Red Hat Bugzilla – Bug 1309300
[scale] - vdsm initialization timeout (on master machine with 144 cores and vm per core)
Last modified: 2016-06-28 17:56:45 EDT
Description of problem:
when restarting (vdsm start) on master machine with 144 cores and vm per core.
vdsm pre-start \ initialization failed due to systemd TimeOutStartSec=90.
when it failed systemctl status and journal print this:
Active: activating (start-pre) since Wed 2016-02-17 05:57:46 EST; 136ms ago
Process: 113343 ExecStopPost=/usr/libexec/vdsm/vdsmd_init_common.sh --post-stop (code=exited, status=0/SUCCESS)
Main PID: 96235 (code=exited, status=0/SUCCESS); : 127024 (vdsmd_init_comm)
├─127024 /bin/sh /usr/libexec/vdsm/vdsmd_init_common.sh --pre-start
└─127030 /usr/bin/python /usr/share/vdsm/get-conf-item /etc/vdsm/vdsm.conf irs repository /rhev/
Once the TimeOutStartSec extended to 500sec, vdsm start correctly
seems like the pre start and init hit the performance under this such of scale.
not sure if vdsm support profiling around this area since it is pre-start of the vdsm itself.

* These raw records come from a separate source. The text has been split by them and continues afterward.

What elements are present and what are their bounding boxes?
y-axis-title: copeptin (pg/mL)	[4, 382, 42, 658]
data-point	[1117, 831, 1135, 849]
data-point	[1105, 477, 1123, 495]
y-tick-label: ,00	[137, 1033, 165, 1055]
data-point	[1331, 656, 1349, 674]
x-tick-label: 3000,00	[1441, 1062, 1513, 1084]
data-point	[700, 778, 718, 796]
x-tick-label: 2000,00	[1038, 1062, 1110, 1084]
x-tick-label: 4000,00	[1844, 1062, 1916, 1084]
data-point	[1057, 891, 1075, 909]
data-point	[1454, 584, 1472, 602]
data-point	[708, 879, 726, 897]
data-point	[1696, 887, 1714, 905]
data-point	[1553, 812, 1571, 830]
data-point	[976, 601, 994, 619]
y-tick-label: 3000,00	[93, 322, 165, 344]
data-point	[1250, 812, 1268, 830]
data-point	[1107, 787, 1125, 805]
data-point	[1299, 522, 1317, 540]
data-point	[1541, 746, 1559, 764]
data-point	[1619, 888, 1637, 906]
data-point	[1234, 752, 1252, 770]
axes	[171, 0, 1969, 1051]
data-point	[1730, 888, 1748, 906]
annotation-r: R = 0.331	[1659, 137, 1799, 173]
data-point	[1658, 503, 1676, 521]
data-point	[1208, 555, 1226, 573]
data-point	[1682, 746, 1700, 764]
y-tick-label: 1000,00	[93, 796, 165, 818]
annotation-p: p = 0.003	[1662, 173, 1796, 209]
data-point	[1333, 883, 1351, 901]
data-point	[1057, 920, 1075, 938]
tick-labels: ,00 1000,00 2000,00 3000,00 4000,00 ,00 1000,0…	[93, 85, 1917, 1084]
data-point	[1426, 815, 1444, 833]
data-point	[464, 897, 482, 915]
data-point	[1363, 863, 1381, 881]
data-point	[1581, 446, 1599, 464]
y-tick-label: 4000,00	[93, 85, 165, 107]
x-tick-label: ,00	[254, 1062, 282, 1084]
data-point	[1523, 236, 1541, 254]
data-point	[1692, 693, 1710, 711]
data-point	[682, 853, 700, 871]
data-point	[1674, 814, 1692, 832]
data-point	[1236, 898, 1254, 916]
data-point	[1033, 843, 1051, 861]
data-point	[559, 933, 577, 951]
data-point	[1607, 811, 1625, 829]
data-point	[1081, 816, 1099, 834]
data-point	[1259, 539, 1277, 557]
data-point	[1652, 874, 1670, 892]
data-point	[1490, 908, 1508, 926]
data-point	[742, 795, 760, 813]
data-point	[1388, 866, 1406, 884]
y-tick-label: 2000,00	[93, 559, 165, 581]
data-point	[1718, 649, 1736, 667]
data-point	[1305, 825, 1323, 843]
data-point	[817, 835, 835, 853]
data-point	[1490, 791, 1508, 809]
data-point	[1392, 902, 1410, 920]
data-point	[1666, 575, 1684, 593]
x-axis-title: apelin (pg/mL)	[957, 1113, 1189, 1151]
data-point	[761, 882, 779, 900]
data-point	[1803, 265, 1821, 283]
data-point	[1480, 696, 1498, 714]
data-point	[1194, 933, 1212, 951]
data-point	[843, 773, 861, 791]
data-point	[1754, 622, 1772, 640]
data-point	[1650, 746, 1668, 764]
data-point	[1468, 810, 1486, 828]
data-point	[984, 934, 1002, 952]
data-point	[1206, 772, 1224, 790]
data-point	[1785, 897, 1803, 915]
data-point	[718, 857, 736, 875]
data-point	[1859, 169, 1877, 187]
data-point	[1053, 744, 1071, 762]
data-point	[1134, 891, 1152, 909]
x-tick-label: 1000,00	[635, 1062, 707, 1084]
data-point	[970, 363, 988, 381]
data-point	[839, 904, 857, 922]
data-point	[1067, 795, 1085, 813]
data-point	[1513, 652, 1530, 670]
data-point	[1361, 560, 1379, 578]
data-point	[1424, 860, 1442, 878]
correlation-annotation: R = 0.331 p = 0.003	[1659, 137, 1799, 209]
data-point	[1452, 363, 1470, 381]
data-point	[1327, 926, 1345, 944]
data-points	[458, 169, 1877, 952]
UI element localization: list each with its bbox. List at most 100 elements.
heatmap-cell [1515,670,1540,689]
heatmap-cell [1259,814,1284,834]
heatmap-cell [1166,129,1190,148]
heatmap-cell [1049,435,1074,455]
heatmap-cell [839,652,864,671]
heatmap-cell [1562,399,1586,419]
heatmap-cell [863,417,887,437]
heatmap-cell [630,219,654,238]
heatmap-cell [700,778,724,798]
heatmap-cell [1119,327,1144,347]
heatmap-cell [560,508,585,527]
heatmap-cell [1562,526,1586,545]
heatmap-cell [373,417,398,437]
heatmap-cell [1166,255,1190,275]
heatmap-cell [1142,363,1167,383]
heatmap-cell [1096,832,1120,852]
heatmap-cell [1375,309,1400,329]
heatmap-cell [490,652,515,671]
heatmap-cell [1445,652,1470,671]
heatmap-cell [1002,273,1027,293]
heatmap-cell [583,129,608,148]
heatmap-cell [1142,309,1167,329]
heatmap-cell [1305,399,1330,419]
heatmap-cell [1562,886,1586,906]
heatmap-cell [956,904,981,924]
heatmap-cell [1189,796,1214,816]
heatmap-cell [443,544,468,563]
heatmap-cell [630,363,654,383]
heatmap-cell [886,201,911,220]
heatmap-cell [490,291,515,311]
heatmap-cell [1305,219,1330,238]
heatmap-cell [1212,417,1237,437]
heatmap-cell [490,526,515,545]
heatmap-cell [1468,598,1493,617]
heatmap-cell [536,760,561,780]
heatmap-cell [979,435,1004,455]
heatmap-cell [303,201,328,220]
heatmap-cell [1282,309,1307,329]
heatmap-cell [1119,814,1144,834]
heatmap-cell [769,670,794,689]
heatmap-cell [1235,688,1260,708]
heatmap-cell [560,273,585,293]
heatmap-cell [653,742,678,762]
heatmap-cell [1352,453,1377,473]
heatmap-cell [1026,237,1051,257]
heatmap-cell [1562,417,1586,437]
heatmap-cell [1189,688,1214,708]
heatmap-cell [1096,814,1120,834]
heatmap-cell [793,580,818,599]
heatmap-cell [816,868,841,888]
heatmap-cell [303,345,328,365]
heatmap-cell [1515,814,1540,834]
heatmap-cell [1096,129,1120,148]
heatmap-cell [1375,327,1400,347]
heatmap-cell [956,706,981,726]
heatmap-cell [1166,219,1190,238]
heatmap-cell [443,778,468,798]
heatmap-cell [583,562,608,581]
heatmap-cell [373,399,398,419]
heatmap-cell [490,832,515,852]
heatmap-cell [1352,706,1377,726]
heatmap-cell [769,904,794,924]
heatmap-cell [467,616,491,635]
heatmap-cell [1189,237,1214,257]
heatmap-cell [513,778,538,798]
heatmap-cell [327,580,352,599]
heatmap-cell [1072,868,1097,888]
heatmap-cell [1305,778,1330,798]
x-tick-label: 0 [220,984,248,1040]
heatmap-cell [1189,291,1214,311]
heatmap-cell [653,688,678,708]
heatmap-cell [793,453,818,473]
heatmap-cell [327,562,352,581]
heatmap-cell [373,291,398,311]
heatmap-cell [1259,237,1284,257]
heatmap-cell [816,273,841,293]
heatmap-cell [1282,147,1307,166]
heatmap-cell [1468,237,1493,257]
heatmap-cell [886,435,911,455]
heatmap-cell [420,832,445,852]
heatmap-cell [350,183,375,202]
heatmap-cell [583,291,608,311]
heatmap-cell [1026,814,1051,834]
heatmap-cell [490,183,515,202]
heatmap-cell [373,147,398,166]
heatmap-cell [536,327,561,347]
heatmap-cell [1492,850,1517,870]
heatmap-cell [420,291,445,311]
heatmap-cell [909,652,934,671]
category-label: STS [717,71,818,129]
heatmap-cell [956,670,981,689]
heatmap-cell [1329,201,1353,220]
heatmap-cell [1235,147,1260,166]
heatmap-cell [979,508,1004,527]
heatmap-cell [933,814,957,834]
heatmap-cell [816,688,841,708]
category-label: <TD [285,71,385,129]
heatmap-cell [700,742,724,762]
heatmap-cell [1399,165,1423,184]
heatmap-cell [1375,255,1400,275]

Version-Release number of selected component (if applicable):
Steps to Reproduce:
1. extreme host with large ram and more than 100 cores.
2. run vm per core.
vdsm failed to start due to TimeOutStartSec
optimize the initialization stage.
further investigation required - profiler results.
there is no such a data in the vdsm logs, since the init stage failed may other logs have some useful lines
Please attach /var/log/vdsm/* so we can tell what eats so much time during boot.
(and /var/log/messages as well)
Currently targeting to 4.0.
We will re-examine once we get more details.
Please re-open if still relevant, and give access to the environment and relevant logs.